Her voice faded as the memories overtook me. I was no longer fed the overlapping memories Nina had of our family, but relived every single one of my own, back to front.
Ted’s death is replaced by Ted’s cancer, chased by our final vacation, playing gin every night before bed, the goofy smile he wears when he’s being silly, our wedding, our fights, our first date, the first moment we meet—he tries to flirt but falls into a park bench.
I see my girls return from death and departure, they run giggling back into my arms, and then I see myself return into my own mother’s arms, seeing the soft dark ringlets of her hair and her dark eyes as they smile at me. I am a child, I am a mother, and I am whole again.

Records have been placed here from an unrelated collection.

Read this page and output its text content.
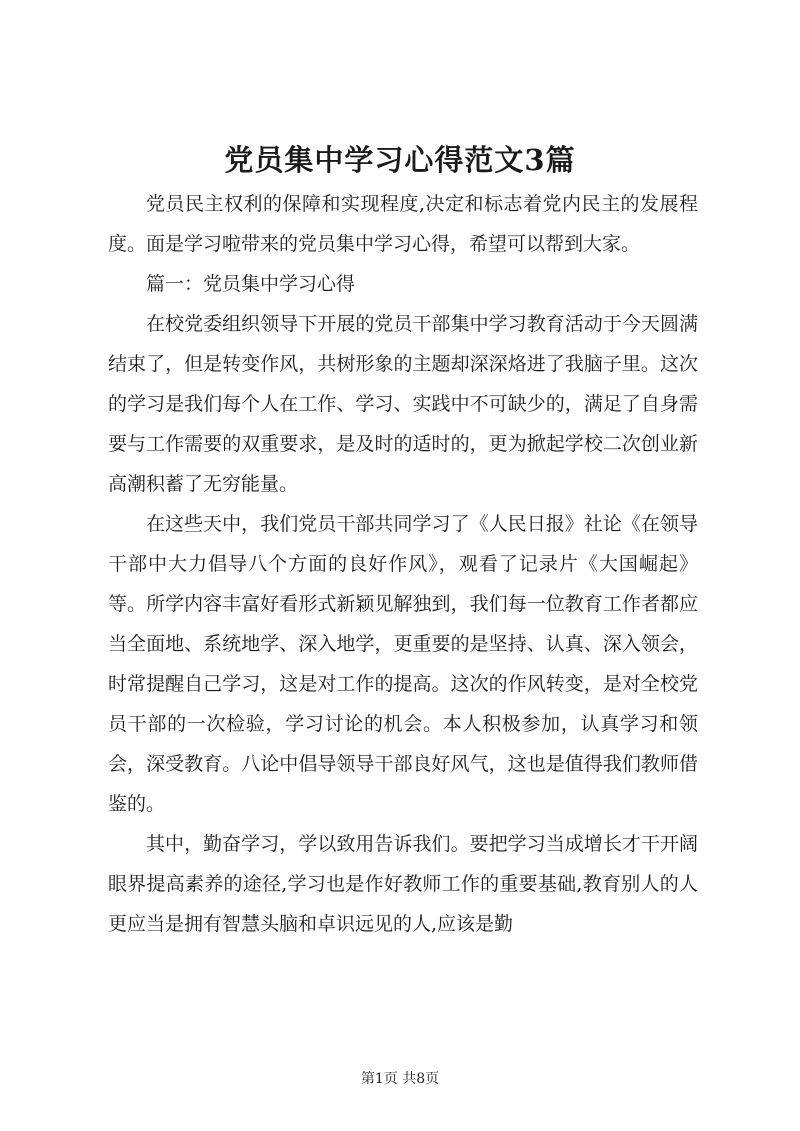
党员集中学习心得范文3篇

党员民主权利的保障和实现程度,决定和标志着党内民主的发展程度。面是学习啦带来的党员集中学习心得，希望可以帮到大家。

篇一：党员集中学习心得

在校党委组织领导下开展的党员干部集中学习教育活动于今天圆满结束了，但是转变作风，共树形象的主题却深深烙进了我脑子里。这次的学习是我们每个人在工作、学习、实践中不可缺少的，满足了自身需要与工作需要的双重要求，是及时的适时的，更为掀起学校二次创业新高潮积蓄了无穷能量。

在这些天中，我们党员干部共同学习了《人民日报》社论《在领导干部中大力倡导八个方面的良好作风》，观看了记录片《大国崛起》等。所学内容丰富好看形式新颖见解独到，我们每一位教育工作者都应当全面地、系统地学、深入地学，更重要的是坚持、认真、深入领会，时常提醒自己学习，这是对工作的提高。这次的作风转变，是对全校党员干部的一次检验，学习讨论的机会。本人积极参加，认真学习和领会，深受教育。八论中倡导领导干部良好风气，这也是值得我们教师借鉴的。

其中，勤奋学习，学以致用告诉我们。要把学习当成增长才干开阔眼界提高素养的途径,学习也是作好教师工作的重要基础,教育别人的人更应当是拥有智慧头脑和卓识远见的人,应该是勤

第1页 共8页
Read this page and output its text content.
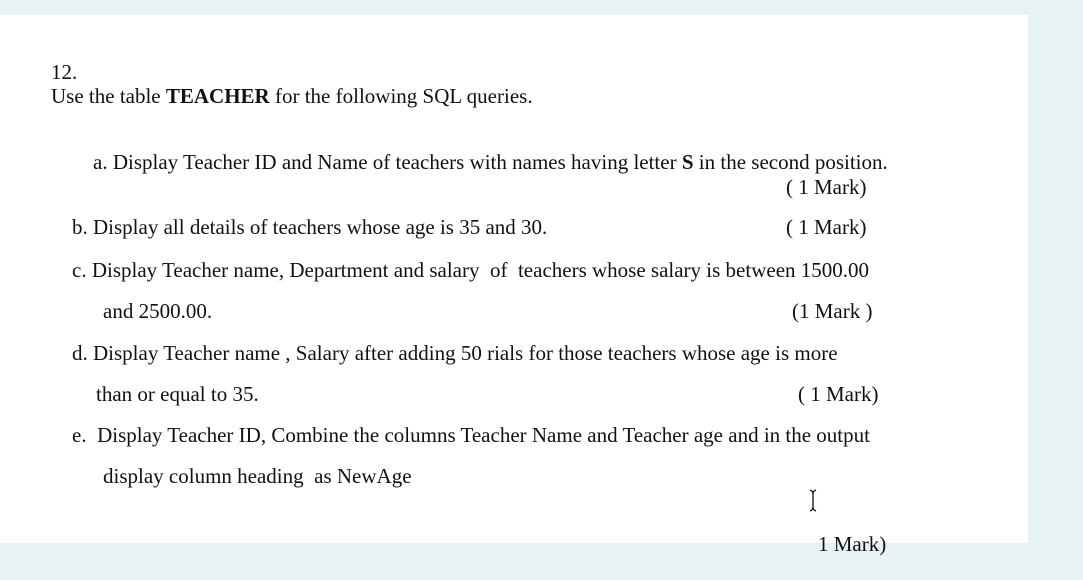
12.
Use the table TEACHER for the following SQL queries.

a. Display Teacher ID and Name of teachers with names having letter S in the second position.

( 1 Mark)
b. Display all details of teachers whose age is 35 and 30.	( 1 Mark)
c. Display Teacher name, Department and salary  of  teachers whose salary is between 1500.00
and 2500.00.	(1 Mark )
d. Display Teacher name , Salary after adding 50 rials for those teachers whose age is more
than or equal to 35.	( 1 Mark)
e.  Display Teacher ID, Combine the columns Teacher Name and Teacher age and in the output
display column heading  as NewAge

1 Mark)
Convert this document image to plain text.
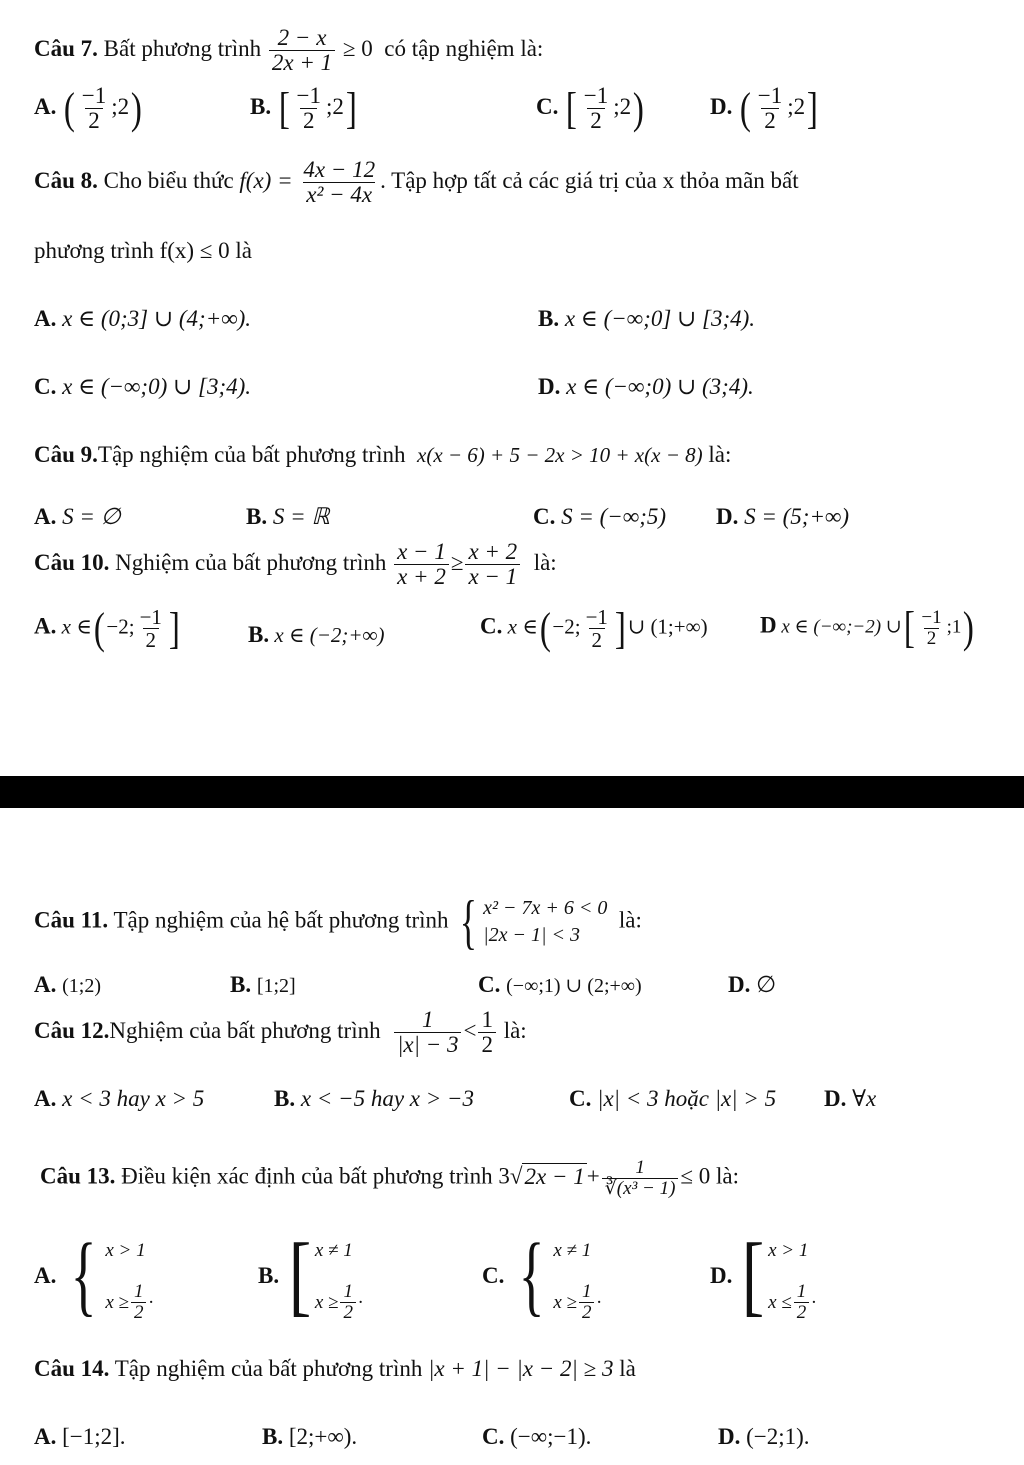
Câu 7. Bất phương trình $\frac{2 - x}{2x + 1} \ge 0$ có tập nghiệm là:
A. ( $\frac{-1}{2}$ ;2)	B. [ $\frac{-1}{2}$ ;2]	C. [ $\frac{-1}{2}$ ;2)	D. ( $\frac{-1}{2}$ ;2]
Câu 8. Cho biểu thức $f(x) = \frac{4x - 12}{\text{x² − 4x}}$ . Tập hợp tất cả các giá trị của x thỏa mãn bất
phương trình f(x) ≤ 0 là
A. x ∈ (0;3] ∪ (4;+∞).	B. x ∈ (−∞;0] ∪ [3;4).
C. x ∈ (−∞;0) ∪ [3;4).	D. x ∈ (−∞;0) ∪ (3;4).
Câu 9.Tập nghiệm của bất phương trình x(x − 6) + 5 − 2x > 10 + x(x − 8) là:
A. S = ∅	B. S = ℝ	C. S = (−∞;5) D. S = (5;+∞)
Câu 10. Nghiệm của bất phương trình $\frac{x - 1}{x + 2} \ge \frac{x + 2}{x - 1}$ là:
A. x ∈(−2; $\frac{-1}{2}$ ]	B. x ∈ (−2;+∞)	C. x ∈(−2; $\frac{-1}{2}$ ]∪ (1;+∞) D x ∈ (−∞;−2) ∪[ $\frac{-1}{2}$ ;1)
Câu 11. Tập nghiệm của hệ bất phương trình { x² − 7x + 6 < 0
|2x − 1| < 3
là:
A. (1;2)	B. [1;2]	C. (−∞;1) ∪ (2;+∞)	D. ∅
Câu 12.Nghiệm của bất phương trình $\frac{1}{|x| - 3} < \frac{1}{2}$ là:
A. x < 3 hay x > 5	B. x < −5 hay x > −3	C. |x| < 3 hoặc |x| > 5 D. ∀x
Câu 13. Điều kiện xác định của bất phương trình $3√2x - 1+ \frac{1}{\text{∛(x³ − 1)}} \le 0$ là:
A. { x > 1
$x \ge \frac{1}{2}$ ·
B. [ x ≠ 1
$x \ge \frac{1}{2}$ ·
C. { x ≠ 1
$x \ge \frac{1}{2}$ ·
D. [ x > 1
$x \le \frac{1}{2}$ ·
Câu 14. Tập nghiệm của bất phương trình |x + 1| − |x − 2| ≥ 3 là
A. [−1;2].	B. [2;+∞).	C. (−∞;−1).	D. (−2;1).
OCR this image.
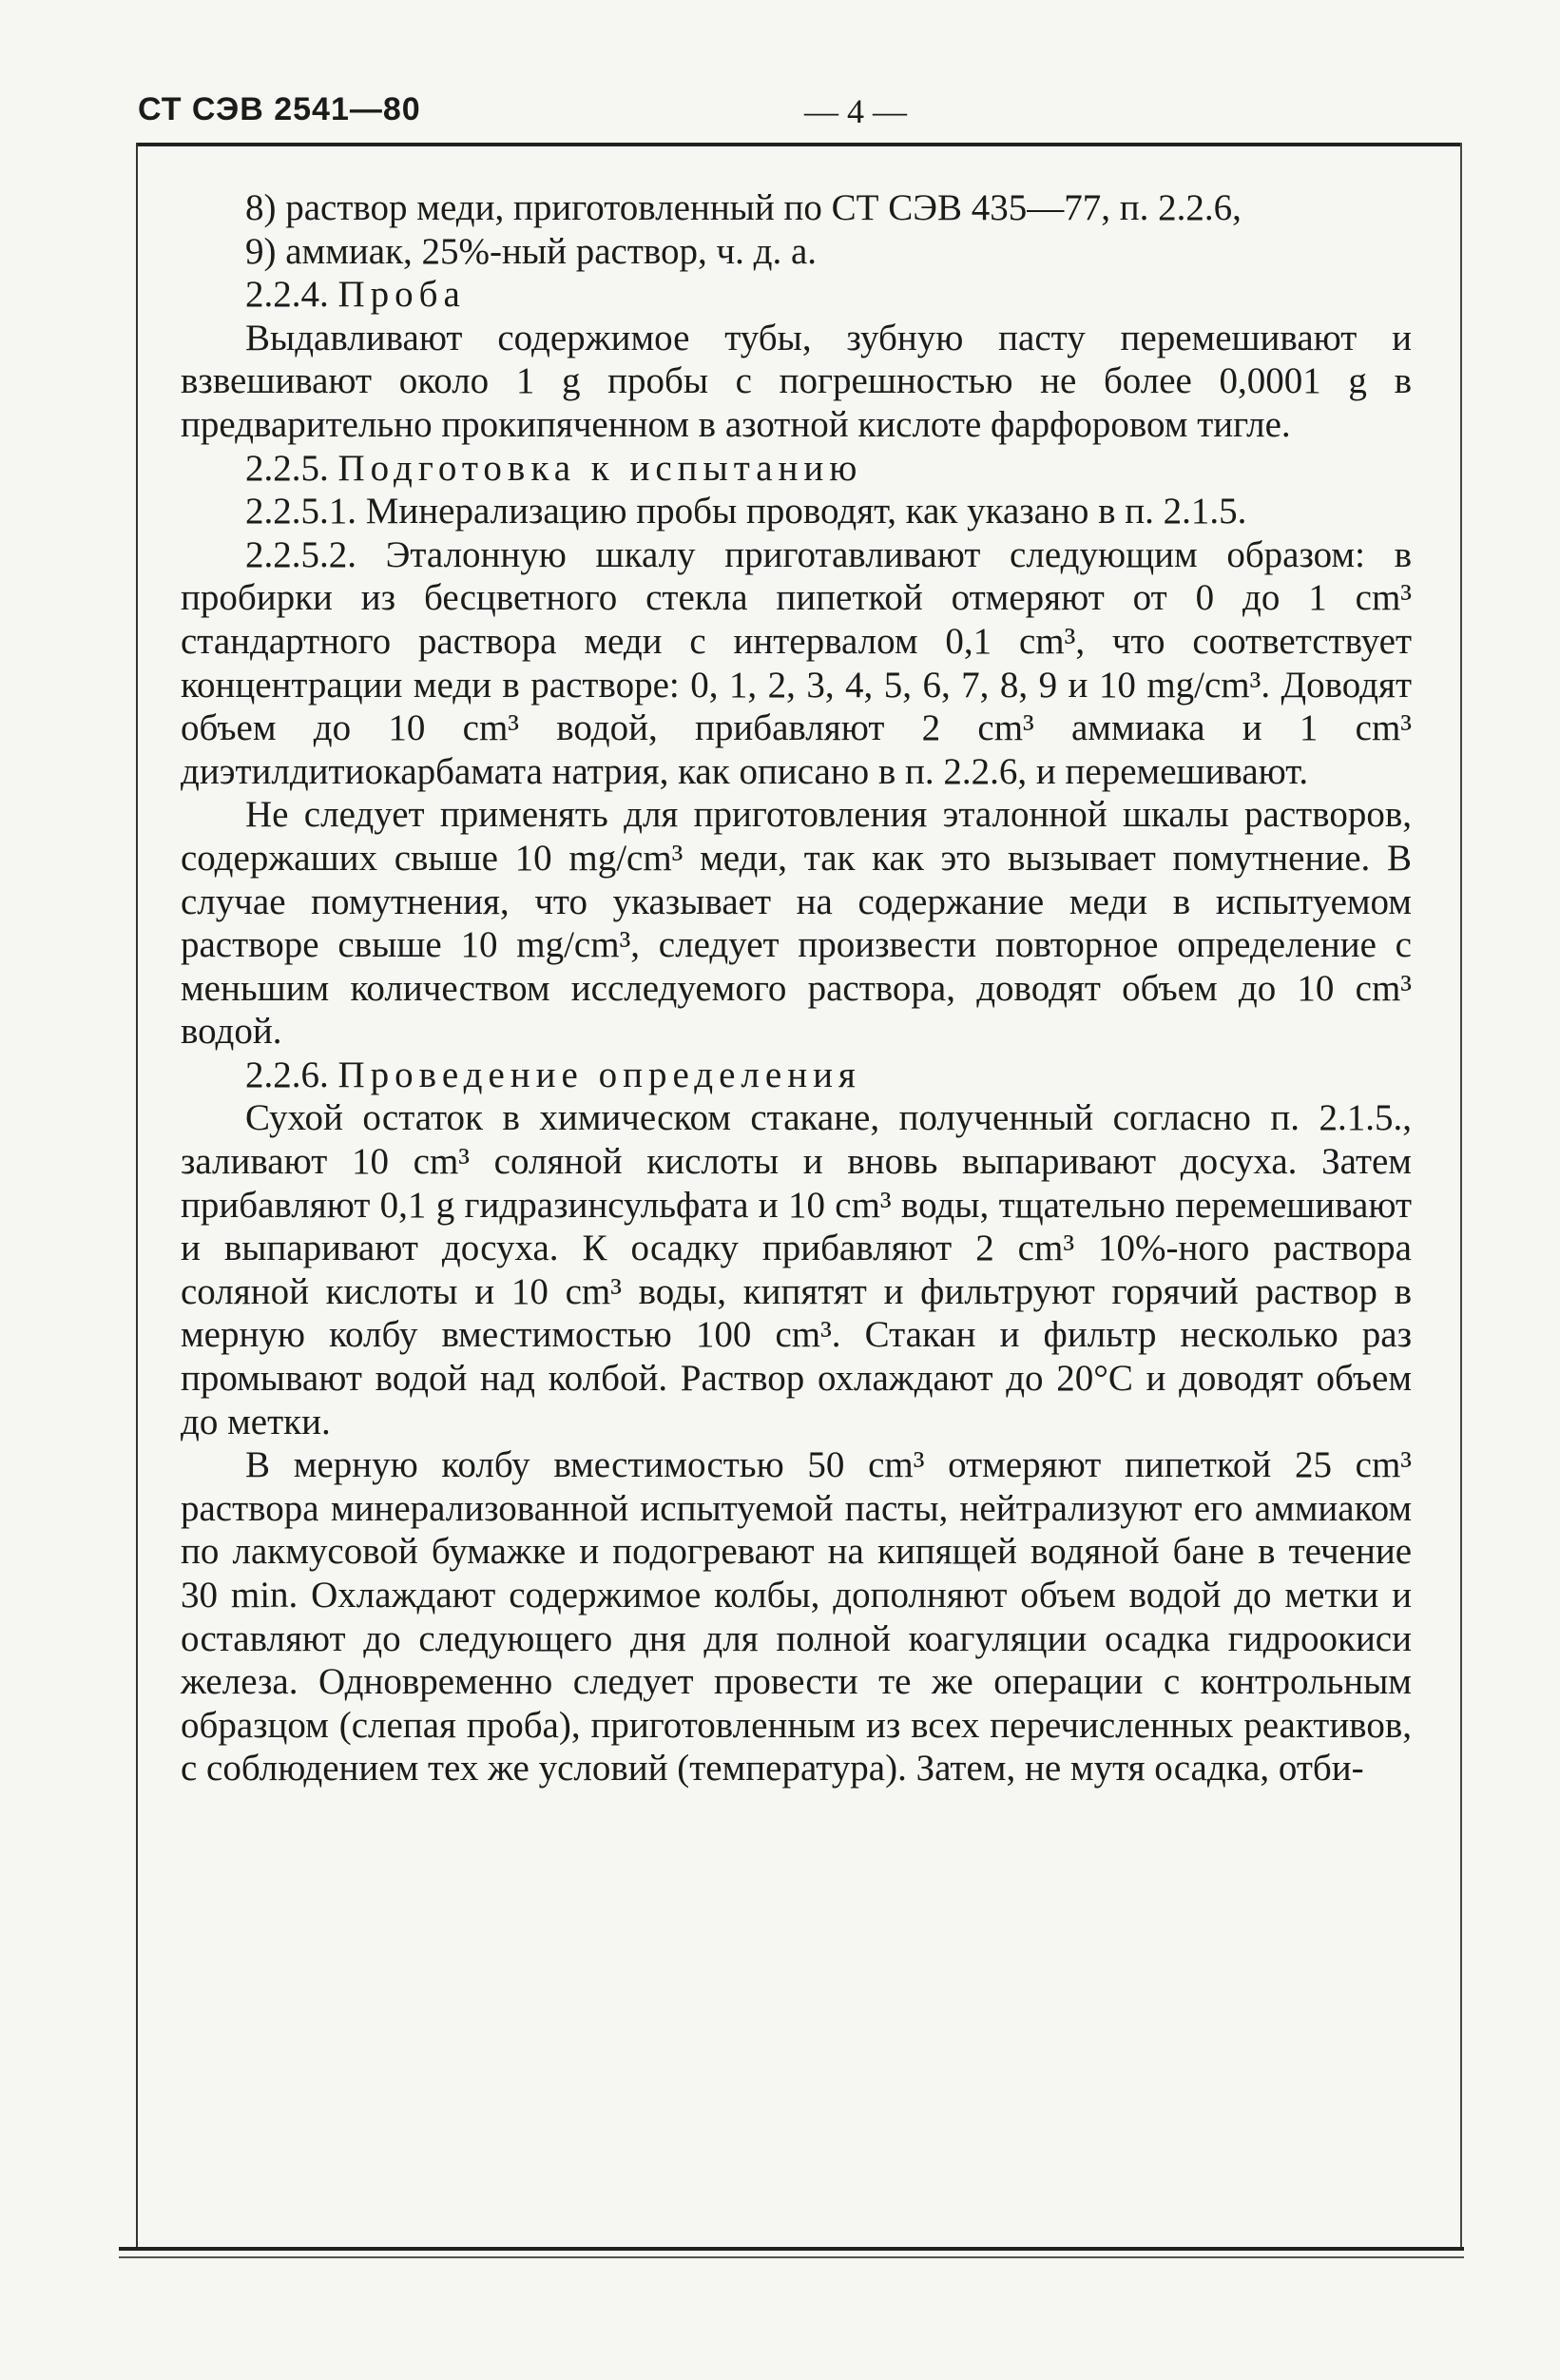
СТ СЭВ 2541—80	— 4 —

8) раствор меди, приготовленный по СТ СЭВ 435—77, п. 2.2.6,

9) аммиак, 25%-ный раствор, ч. д. а.

2.2.4. Проба

Выдавливают содержимое тубы, зубную пасту перемешивают и взвешивают около 1 g пробы с погрешностью не более 0,0001 g в предварительно прокипяченном в азотной кислоте фарфоровом тигле.

2.2.5. Подготовка к испытанию

2.2.5.1. Минерализацию пробы проводят, как указано в п. 2.1.5.

2.2.5.2. Эталонную шкалу приготавливают следующим образом: в пробирки из бесцветного стекла пипеткой отмеряют от 0 до 1 cm³ стандартного раствора меди с интервалом 0,1 cm³, что соответствует концентрации меди в растворе: 0, 1, 2, 3, 4, 5, 6, 7, 8, 9 и 10 mg/cm³. Доводят объем до 10 cm³ водой, прибавляют 2 cm³ аммиака и 1 cm³ диэтилдитиокарбамата натрия, как описано в п. 2.2.6, и перемешивают.

Не следует применять для приготовления эталонной шкалы растворов, содержаших свыше 10 mg/cm³ меди, так как это вызывает помутнение. В случае помутнения, что указывает на содержание меди в испытуемом растворе свыше 10 mg/cm³, следует произвести повторное определение с меньшим количеством исследуемого раствора, доводят объем до 10 cm³ водой.

2.2.6. Проведение определения

Сухой остаток в химическом стакане, полученный согласно п. 2.1.5., заливают 10 cm³ соляной кислоты и вновь выпаривают досуха. Затем прибавляют 0,1 g гидразинсульфата и 10 cm³ воды, тщательно перемешивают и выпаривают досуха. К осадку прибавляют 2 cm³ 10%-ного раствора соляной кислоты и 10 cm³ воды, кипятят и фильтруют горячий раствор в мерную колбу вместимостью 100 cm³. Стакан и фильтр несколько раз промывают водой над колбой. Раствор охлаждают до 20°С и доводят объем до метки.

В мерную колбу вместимостью 50 cm³ отмеряют пипеткой 25 cm³ раствора минерализованной испытуемой пасты, нейтрализуют его аммиаком по лакмусовой бумажке и подогревают на кипящей водяной бане в течение 30 min. Охлаждают содержимое колбы, дополняют объем водой до метки и оставляют до следующего дня для полной коагуляции осадка гидроокиси железа. Одновременно следует провести те же операции с контрольным образцом (слепая проба), приготовленным из всех перечисленных реактивов, с соблюдением тех же условий (температура). Затем, не мутя осадка, отби-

I was suffocated and choked by emotion, held fast and secure by the memories. I was overwhelmed by pain and joy. I remembered each of their names, the memories knitting themselves to the scars of their stories that I still felt. None of that had really been removed. Nina was right. It had just been buried, and it did make me unique.
I decided that I would push the button, but not for a while longer.
My heart strained as it pulsed, but I continued to wait. I wanted more, despite the throbbing in my head. I wanted to remember each day, to risk it all, even if I ended up lost in it: Anna holding my hand, and Nina leading us a few feet ahead in a crowd. The sun is winking down through the waving tendrils of a willow tree, our picnic basket is full. Nina is telling us a story and Anna is acting it out.
We are on our way to an adventure, my little loves and I—I sigh in the present, tears falling like a blessing down my cheeks as my heart hit my ribs like a hammer—on a warm summer day centuries ago, before I was immortal.